The worldly-wise, with boasted sense,
Count Him a rock of great offence;
And all who are not newly born
Behold Him with contempt and scorn.
Sufficient goodness of their own
Makes Jesus but a stumbling-stone;
By reason of their blinded eyes,
God's way of saving they despise.
But when, in His appointed hour,
The Holy Spirit comes with power,
And leads the soul to Sinai's mount,
And opens there the black account,
He stands condemned, and looks around;
No friend nor helper can be found.
But when the Comforter comes near,
And sweetly whispers in his ear
That Jesus came for him to bleed,
His name is precious then indeed;
Precious as God's appointed way
His own perfections to display.
For what of God is understood
Save through the Lamb's redeeming blood?
He's precious all our journey through,
As when the first believing view
Removed the heavy load of sin,
And brought the peace of God within.
He's precious as our covenant Head,
And precious when, in sinners' stead,
He paid the law's immense demands
Into His righteous Father's hands;
And precious when ''Tis done,' he cried,
And bowed His sacred head, and died.
Then death forever lost its sting;
The Church may now of victory sing.
Precious when faith beholds Him rise
Victorious to His native skies;
And precious, now in heaven He pleads,
And for His members intercedes.
If varied often be our case,
He's precious then in various ways;
When weary, weak, or sore oppressed,
He's precious as a place of rest.
When clouds of darkness intervene,
And Jesus' beauties can't be seen,
Why do we linger by His cross,
And count all else but dung and dross?
Because He's precious to us still,
Nothing on earth His place can fill.
When under fresh-contracted guilt
Sorrow and heartfelt shame are felt,
The blessed Spirit comes again,
Sprinkles the blood, and heals the pain.
How precious, then, the Son of God,
From whose dear side the fountain flowed!

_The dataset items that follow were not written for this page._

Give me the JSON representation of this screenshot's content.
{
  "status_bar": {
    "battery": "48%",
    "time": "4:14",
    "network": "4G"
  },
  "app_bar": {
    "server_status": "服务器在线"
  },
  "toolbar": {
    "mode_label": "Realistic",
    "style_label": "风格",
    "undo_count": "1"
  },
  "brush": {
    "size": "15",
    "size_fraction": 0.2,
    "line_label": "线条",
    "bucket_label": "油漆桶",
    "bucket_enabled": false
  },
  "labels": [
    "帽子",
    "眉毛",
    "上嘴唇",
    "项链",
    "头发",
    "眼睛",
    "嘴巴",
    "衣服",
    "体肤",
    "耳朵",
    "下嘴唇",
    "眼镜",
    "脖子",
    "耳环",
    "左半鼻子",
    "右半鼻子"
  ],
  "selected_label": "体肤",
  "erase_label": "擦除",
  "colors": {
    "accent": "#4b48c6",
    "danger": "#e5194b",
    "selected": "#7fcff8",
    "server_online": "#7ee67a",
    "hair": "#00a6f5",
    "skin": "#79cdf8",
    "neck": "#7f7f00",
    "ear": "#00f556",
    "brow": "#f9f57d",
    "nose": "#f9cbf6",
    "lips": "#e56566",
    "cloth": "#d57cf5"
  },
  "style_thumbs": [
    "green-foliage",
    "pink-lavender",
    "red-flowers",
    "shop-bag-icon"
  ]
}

With joy we lift our heads again,
And sing the Lamb that once was slain.
Sometimes, lest we should lift our head,
As if the Man of Sin were dead,
We're left to feel a deadly blow,
To humble pride and keep us low.
God shows us some inherent sin,
Which makes us cry, Unclean! unclean!
Yet 'midst the thorns He'll safely keep
The feet of all His helpless sheep.
He but designs from self to wean,
And make us more on Jesus lean.
While traveling through a hostile land,
With mighty foes on every hand—
When called in battle to engage,
And hot the fight through Satan's rage—
How precious, then, our conquering Lord!
How sweet to hear that cheering word,
'You need not fear, you need not flee;
Stand still, and my salvation see.'
Then shout, you saints, the battle's won!
Your Captain is to glory gone!
Gone up your places to prepare,
And soon He'll fetch and place you there,
With all the heavenly host to praise
A PRECIOUS CHRIST through endless days.